Primary structure of 20S,22R-cholesterol-hydroxylating cytochrome P-450 from bovine adrenal cortex mitochondria. IV. Structure of peptides of thermolytic and limited tryptic hydrolysis of the fragment F1; peptides of cyanogen bromide hydrolysis of cytochrome P-450. Complete amino acid sequence

A thermolytic hydrolysis of maleinated fragment F1 has been performed, resulted in isolation of 44 peptides; their complete amino acid sequence has been determined. Non-overlapping thermolytic peptides of fragment F1 involve 178 amino acid residues, which comprises about 71% of its amino acid sequence.

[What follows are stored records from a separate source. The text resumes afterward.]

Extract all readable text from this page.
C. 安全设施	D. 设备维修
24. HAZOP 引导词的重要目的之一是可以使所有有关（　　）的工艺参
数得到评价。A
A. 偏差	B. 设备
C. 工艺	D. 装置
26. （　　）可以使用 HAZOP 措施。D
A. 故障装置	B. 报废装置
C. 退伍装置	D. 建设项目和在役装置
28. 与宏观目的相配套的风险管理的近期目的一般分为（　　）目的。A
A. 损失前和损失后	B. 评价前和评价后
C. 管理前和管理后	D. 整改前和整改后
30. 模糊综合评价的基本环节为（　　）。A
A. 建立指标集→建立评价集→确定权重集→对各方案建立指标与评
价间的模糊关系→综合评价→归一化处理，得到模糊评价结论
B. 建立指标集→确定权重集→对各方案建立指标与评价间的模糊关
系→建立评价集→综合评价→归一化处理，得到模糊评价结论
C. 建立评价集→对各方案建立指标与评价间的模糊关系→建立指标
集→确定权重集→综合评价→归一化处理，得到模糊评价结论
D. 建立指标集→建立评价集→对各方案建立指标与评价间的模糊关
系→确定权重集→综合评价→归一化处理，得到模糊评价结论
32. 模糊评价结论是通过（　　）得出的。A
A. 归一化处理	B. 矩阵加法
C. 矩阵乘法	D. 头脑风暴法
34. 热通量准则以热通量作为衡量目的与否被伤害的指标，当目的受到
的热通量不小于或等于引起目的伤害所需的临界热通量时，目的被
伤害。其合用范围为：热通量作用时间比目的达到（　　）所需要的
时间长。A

Also, the cleavage and structural investigation of some tryptophan-containing peptides obtained from the limited trypsinolysis of fragment F1 were carried out; reconstitution of the polypeptide chain of the fragment is completed. The cyanogen bromide cleavage of carboxymethylated cytochrome P-450 was achieved and 17 peptides, comprising almost the whole polypeptide chain of the protein molecule (91%), was isolated. To investigate structure of the cyanogen bromide peptides, we hydrolysed them at tryptophan residues with trypsin, chymotrypsin, proteinase from Staphylococcus aureus, and BNPS-skatole. The data obtained and those published earlier led to the complete primary structure of the cholesterol-hydroxylating cytochrome P-450. The proteins polypeptide chain consists of 481 amino acid residues and has the precise molecular mass 56 407.7.